Mit eSATA ist die Platte halt so schnell, wie sie schnell ist, das bremst nicht. USB2.0 bietet bestenfalls 30MB/S afaik, das ist der Speed, den die 5400er 2,5" Notebookplatten haben, also nicht mal die Hälfte von dem was eine normale 3,5" kann.

Wenn dir das von der Übertragungszeit her egal ist, kannst du auch zu USB greifen. Allerdings sind diese Fertigplatten mit ihren Plastikgehäusen nicht unbedingt optimal. Besseren Ruf haben Alu-Gehäuse z.B. Icy-Box oder Fantec. Dazu kaufst du dann die Platte, die dir gefällt, und baust sie ein (geht recht schnell).
Diese Klavierlackoptik bei dem Mybook wird ohnehin nur zu Fingerabdruck-Optik, nachdem du das Ding berührt hast.


----------



## heroe (7. August 2008)

Warum E-SATA oder USB? Warum nicht beides? 

http://extreme.pcgameshardware.de/l...5bp-ext-sata-hdd-gehaeuse-usb-2-0-e-sata.html

Sieh dir die verschiedenen Übertragungsraten an, das wird deine Entscheidung erleichtern.

lg


----------



## R1k1m4ru (7. August 2008)

danke


----------



## SilentKilla (7. August 2008)

heroe schrieb:


> Warum E-SATA oder USB? Warum nicht beides?
> 
> http://extreme.pcgameshardware.de/l...5bp-ext-sata-hdd-gehaeuse-usb-2-0-e-sata.html
> 
> ...



Japp, kann mich nur anschließen. Dazu muss ich noch anmerken, dass ich externe Festplatte als "Fertiglösung" der namhaften Hersteller nicht empfehlen kann. Hab damit schlechte Erfahrungen gemacht und viel schlechtes gehört.
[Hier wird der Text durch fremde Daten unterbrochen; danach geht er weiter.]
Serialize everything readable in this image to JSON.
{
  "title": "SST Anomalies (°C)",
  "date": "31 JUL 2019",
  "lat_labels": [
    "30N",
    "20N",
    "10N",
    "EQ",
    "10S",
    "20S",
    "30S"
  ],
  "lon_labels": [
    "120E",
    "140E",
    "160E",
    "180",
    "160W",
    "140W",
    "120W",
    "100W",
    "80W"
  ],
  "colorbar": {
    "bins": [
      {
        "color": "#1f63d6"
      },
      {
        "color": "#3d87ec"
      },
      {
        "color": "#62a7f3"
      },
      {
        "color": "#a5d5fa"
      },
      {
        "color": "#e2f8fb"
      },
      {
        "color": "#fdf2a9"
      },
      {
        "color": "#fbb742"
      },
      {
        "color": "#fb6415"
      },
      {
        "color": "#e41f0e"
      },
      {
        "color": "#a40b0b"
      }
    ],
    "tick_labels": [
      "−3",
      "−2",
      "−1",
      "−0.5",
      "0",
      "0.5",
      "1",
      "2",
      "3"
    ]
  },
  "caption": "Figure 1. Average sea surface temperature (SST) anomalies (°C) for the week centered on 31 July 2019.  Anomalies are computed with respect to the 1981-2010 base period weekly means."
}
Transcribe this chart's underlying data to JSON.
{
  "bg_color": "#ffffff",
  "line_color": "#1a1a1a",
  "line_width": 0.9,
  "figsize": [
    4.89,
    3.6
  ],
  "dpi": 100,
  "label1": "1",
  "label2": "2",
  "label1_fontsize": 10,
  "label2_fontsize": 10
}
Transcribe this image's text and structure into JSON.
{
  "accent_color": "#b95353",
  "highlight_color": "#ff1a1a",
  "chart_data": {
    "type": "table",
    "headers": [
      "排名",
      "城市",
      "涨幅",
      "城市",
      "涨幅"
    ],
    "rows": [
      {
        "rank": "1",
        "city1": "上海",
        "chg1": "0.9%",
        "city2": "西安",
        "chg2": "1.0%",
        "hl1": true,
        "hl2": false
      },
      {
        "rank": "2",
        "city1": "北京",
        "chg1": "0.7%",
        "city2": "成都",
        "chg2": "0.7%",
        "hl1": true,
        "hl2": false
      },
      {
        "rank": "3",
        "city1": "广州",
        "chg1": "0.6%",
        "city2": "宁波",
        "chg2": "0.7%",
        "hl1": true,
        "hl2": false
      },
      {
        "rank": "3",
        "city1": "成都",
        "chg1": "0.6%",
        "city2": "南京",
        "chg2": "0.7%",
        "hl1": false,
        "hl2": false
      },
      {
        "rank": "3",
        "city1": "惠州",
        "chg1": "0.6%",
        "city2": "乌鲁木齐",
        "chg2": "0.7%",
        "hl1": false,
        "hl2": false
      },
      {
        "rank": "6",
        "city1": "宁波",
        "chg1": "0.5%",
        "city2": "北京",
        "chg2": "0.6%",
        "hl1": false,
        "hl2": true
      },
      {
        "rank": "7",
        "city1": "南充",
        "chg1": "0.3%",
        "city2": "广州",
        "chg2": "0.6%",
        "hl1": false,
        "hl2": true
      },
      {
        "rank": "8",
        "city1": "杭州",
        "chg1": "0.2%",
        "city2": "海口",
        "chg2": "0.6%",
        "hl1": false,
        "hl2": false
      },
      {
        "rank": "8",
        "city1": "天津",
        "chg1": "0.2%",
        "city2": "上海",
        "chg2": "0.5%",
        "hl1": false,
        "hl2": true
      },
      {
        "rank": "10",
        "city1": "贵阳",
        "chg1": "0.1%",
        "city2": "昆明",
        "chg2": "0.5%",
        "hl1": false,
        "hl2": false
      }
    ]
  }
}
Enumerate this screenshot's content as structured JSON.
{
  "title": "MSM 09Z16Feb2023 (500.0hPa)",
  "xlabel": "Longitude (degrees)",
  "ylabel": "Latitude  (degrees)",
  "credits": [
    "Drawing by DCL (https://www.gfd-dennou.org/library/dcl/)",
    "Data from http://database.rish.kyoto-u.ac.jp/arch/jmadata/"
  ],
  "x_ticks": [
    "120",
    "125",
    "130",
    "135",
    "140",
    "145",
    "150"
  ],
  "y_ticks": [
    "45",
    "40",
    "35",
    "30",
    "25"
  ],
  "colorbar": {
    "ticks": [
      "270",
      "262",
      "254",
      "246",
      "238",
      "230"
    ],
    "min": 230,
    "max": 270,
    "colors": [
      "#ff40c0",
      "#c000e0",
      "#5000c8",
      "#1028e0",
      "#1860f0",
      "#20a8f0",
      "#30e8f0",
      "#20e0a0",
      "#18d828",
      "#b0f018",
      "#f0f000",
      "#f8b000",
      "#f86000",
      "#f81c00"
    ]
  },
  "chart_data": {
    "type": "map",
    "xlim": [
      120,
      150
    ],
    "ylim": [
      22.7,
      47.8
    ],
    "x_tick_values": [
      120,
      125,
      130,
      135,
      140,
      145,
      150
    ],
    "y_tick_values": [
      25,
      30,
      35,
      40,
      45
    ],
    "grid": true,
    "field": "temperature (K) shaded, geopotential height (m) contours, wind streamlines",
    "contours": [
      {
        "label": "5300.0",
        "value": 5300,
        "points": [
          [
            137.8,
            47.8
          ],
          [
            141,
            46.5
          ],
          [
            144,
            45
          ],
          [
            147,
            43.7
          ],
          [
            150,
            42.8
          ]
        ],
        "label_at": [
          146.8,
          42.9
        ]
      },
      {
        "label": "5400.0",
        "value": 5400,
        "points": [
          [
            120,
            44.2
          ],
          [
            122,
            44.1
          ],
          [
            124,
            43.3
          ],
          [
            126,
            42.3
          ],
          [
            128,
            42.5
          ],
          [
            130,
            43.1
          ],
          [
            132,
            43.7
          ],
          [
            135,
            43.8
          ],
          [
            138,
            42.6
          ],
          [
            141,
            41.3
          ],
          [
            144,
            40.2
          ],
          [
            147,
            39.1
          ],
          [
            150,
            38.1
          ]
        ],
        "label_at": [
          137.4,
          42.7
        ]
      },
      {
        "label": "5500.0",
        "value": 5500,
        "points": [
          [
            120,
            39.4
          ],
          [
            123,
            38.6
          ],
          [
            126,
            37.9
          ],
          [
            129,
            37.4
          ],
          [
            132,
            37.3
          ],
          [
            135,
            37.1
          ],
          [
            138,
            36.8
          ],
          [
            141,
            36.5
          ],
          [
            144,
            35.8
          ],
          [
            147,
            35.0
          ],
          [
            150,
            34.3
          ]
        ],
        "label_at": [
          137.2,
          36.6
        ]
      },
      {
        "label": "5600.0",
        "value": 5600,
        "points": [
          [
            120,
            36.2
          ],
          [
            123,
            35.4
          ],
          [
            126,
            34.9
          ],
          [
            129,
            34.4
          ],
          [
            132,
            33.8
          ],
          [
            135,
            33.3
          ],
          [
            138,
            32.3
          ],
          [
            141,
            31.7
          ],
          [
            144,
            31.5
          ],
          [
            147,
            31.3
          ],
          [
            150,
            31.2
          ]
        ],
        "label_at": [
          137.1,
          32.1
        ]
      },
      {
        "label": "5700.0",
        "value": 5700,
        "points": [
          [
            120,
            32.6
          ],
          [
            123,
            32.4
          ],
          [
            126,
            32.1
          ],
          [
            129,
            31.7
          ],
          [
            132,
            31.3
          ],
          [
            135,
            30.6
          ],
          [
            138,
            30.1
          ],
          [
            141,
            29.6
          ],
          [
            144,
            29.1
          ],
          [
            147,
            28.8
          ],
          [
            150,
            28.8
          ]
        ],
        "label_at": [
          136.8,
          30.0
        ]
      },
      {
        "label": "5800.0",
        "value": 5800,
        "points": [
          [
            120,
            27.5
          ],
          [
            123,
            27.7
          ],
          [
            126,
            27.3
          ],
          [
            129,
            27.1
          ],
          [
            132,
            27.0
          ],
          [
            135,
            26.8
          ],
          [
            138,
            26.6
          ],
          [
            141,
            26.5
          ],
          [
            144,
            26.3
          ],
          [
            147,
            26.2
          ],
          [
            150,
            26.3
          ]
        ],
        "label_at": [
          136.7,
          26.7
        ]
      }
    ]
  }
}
Derartige Lösungen haben meist mit thermischen Probleme zu kämpfen und die Lebensdauer ist stark eingeschränkt.

Ich würde eher zu sowas raten : http://extreme.pcgameshardware.de/a...lesertest-fan-tec-ld-h35us2-im-user-test.html


----------



## R1k1m4ru (7. August 2008)

hm bin am überlegen ...

was haltet ihr von 

LC-POWER EH35B-SII | 1x 3.5 Zoll - S-ATA 7Pin (SATA2 300MB/s) - USB 2.0 / eSATA - Schwarz Preise und Daten im Preisvergleich

+

1TB SAMSUNG HD103UJ SpinPoint F1 DT | 7200U/min - S-ATA 7Pin (SATA2 300MB/s) - 32MB Cache Preise und Daten im Preisvergleich

 ?

P.S 
ui noch nen netten Test gefunden zu dem cage

Cooling-Station - Tests - LC Power Mobile Hard Disk EH-35BSII

das die Platte der Burner schlecht hin ist , wissen wir glaube ich alle

gefällt mir saugut..sehe ich schon als gekauft 

was sagt ihr dazu ?


----------



## SilentKilla (7. August 2008)

Der Preis wird der einzigste Vorteil sein.

Hab das Ding schonmal vor Ewigkeiten gekauft, aber als IcyBox irgendwas. Sieht zumindest genauso aus.

Erfüllt seinen Zweck, aber die Festplatte ist darin laut wie sau. Wenns dich net stört, dann denke ich, wirst du zufrieden damit sein.

Die Festplatte ist sehr empfehlenswert. Hab 2 davon . Einmal intern, einmal extern. Sehr geil...


----------



## R1k1m4ru (7. August 2008)

was heißt laut wie sau ? 
was für nen cage hast du denn ?

P.S kennt jemand noch empfehlenswerte cages die noch nicht aufgeführt wurden ?


----------



## SilentKilla (7. August 2008)

Du meinst Case. 

Ich muss aber hinzufügen, dass da ne alte Festplatte drinsteckt, die von Haus aus etwas lauter ist, als die heutigen.

Wenn du dir das günstige holen solltest in Verbindung mit der HD103UJ, empfehle ich dir, noch extra Schaumstofffüße dranzubasteln, wenn die originalen zu schmal sind. Es wird nämlich dann laut, wenn die Platte+Gehäuse direkten Kontakt zum Schreibtisch haben, welcher als großer Schwingungskörper fungiert.

Mein HDD Gehäuse ist dadurch um einiges leiser geworden.

Für die 17 Euro machste dann aber bestimmt nichts falsch.


----------